On portait la pollinisation du petit palmier méditerranéen au crédit du vent. C’est en fait un discret insecte qui est à l’œuvre.
Quelles sont les particularités du Palmier nain (Chamaerops humilis) ?
C’est le seul palmier présent naturellement en France métropolitaine. Une petite population est implantée au Cap Taillat, sur la Côte d’Azur. Buissonnant, il n’excède pas 1,5 mètre de haut. Il est capable de repousser du pied après la destruction de son stipe* en cas d’incendie. On a longtemps cru qu’il était pollinisé par le vent, or cette hypothèse s’est révélée fausse. De nombreux palmiers ont besoin d’un insecte spécifique pour leur pollinisation. Dans les années 1970, des hectares de Palmier à huile ont par exemple été plantés en Malaisie, mais la production de fruits s’est avérée extrêmement faible. Grâce à l’introduction d’un charançon*, surnommé pour l’occasion multi-million dollar weevil (« le charançon qui valait des millions »), les plantations ont été pollinisées et sont devenues rentables. Un ouvrage ancien mentionnait la présence d’une espèce de charançon, Derelomus chamaeropis, sur le Palmier nain. Après de longues recherches menées fin des années 1990 en Espagne, nous l’y avons trouvé bien caché. D’un demi-centimètre, brun doré, il passe inaperçu dans l’amas très dense des inflorescences.

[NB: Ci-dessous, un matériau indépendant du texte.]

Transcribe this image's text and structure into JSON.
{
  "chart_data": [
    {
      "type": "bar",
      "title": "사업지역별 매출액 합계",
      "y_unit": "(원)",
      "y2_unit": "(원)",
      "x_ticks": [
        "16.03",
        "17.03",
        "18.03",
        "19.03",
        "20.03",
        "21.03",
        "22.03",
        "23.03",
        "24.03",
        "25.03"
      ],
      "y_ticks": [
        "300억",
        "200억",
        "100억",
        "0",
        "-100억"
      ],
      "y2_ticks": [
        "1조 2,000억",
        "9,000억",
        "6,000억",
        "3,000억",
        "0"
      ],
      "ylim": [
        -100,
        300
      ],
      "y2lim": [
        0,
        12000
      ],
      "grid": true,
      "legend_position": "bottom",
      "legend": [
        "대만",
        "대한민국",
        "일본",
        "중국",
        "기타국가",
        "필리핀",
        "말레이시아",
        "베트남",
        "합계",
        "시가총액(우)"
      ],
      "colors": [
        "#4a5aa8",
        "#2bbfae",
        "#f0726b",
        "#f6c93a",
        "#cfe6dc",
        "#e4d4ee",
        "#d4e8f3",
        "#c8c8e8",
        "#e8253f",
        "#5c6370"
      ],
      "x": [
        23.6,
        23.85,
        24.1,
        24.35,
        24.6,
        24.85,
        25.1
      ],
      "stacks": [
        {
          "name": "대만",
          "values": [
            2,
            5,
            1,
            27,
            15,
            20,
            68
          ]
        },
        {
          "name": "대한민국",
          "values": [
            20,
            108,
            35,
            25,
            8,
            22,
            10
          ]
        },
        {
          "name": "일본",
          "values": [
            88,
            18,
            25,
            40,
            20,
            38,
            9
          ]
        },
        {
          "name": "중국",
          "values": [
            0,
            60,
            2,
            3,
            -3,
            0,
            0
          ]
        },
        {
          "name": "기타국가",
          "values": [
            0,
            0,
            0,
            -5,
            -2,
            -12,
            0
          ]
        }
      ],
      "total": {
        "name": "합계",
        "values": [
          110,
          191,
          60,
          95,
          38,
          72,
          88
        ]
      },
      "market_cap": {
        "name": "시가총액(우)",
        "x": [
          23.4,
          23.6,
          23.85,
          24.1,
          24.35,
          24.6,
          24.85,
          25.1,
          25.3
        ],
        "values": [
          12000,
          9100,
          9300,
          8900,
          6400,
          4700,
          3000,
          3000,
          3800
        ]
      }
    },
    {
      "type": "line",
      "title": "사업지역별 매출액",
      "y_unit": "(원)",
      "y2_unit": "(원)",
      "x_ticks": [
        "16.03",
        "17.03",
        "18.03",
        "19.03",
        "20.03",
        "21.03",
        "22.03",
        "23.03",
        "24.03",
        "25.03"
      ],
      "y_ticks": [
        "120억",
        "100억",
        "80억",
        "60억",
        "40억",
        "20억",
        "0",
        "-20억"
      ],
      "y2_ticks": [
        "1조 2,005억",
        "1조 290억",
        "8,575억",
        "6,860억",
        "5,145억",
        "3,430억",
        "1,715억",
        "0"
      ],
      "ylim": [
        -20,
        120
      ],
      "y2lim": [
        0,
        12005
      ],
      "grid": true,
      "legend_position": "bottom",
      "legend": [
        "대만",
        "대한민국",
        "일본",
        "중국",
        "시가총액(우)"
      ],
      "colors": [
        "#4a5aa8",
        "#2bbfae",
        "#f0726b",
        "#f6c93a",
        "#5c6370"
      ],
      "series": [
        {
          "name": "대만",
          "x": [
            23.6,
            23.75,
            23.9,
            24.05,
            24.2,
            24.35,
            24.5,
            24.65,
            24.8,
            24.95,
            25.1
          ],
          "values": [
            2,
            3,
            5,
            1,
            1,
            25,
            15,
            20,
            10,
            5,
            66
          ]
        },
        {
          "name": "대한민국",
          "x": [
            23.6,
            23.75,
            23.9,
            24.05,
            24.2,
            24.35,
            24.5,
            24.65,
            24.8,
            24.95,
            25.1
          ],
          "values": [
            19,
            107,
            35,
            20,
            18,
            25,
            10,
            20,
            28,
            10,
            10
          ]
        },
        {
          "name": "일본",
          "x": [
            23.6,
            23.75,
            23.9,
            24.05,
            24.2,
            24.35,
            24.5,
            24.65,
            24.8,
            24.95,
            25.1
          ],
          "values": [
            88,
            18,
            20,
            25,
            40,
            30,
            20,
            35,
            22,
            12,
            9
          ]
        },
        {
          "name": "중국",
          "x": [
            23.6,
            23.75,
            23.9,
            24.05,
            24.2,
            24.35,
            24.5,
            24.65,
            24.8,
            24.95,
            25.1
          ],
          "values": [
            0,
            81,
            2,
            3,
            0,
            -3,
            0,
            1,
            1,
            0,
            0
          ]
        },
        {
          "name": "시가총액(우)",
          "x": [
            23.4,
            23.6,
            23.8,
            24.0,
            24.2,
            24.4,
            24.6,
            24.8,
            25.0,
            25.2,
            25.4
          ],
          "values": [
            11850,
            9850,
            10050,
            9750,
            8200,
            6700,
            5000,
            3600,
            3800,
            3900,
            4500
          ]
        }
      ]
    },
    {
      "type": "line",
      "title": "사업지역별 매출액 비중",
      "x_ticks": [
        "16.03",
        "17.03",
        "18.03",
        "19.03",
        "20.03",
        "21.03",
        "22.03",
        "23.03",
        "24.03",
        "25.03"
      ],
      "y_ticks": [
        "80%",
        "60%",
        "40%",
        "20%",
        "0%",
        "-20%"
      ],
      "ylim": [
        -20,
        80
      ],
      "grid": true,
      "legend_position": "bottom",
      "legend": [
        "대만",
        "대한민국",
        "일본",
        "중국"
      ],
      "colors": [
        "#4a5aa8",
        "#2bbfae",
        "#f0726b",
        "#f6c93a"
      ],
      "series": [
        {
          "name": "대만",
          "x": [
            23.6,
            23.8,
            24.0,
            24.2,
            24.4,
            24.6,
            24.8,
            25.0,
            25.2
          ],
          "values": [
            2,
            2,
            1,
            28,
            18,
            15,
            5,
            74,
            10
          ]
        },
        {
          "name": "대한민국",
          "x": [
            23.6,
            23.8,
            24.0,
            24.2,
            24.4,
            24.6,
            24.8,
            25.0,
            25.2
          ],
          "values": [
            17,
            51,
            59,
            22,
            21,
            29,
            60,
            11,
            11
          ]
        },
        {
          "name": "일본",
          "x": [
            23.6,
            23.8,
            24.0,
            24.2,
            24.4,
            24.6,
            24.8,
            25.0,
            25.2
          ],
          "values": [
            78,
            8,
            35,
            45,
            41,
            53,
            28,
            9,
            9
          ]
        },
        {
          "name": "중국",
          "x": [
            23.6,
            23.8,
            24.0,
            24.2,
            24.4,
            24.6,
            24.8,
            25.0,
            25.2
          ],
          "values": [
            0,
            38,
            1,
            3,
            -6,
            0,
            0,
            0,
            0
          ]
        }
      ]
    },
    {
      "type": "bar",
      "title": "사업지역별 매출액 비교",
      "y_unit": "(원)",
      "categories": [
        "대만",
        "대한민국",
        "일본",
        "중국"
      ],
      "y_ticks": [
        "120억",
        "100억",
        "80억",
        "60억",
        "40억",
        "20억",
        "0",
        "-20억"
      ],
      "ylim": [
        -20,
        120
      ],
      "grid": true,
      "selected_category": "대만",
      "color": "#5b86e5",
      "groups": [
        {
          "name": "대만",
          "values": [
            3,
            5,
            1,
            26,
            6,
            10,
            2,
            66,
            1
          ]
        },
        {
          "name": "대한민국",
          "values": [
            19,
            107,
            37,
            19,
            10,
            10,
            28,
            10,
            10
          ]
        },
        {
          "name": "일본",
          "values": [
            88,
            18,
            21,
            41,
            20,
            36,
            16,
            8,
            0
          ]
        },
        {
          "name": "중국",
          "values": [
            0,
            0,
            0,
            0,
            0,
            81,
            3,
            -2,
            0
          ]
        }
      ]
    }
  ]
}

Comment ce charançon joue-t-il le rôle de pollinisateur ?
Le Palmier nain est dioïque : il compte des plantes mâles et des plantes femelles.
Les plantes mâles fleurissent d’abord. Le charançon vient se nourrir sur les inflorescences en y plantant son rostre et en mangeant le pollen. Une semaine après, les plantes femelles fleurissent à leur tour. Elles sont alors visitées par le charançon qui, couvert du pollen des fleurs mâles, assure la pollinisation. Le charançon pond ses œufs dans les rachis* des inflorescences fanées où se nourriront les larves. Celles-ci y passent l’hiver puis se métamorphosent en adultes. Les premières pluies printanières détrempent les rachis qui deviennent mous et permettent à la nouvelle génération de charançons de sortir. En même temps, ces pluies initient la floraison.
Peut-on qualifier cette relation de « mutualiste » ?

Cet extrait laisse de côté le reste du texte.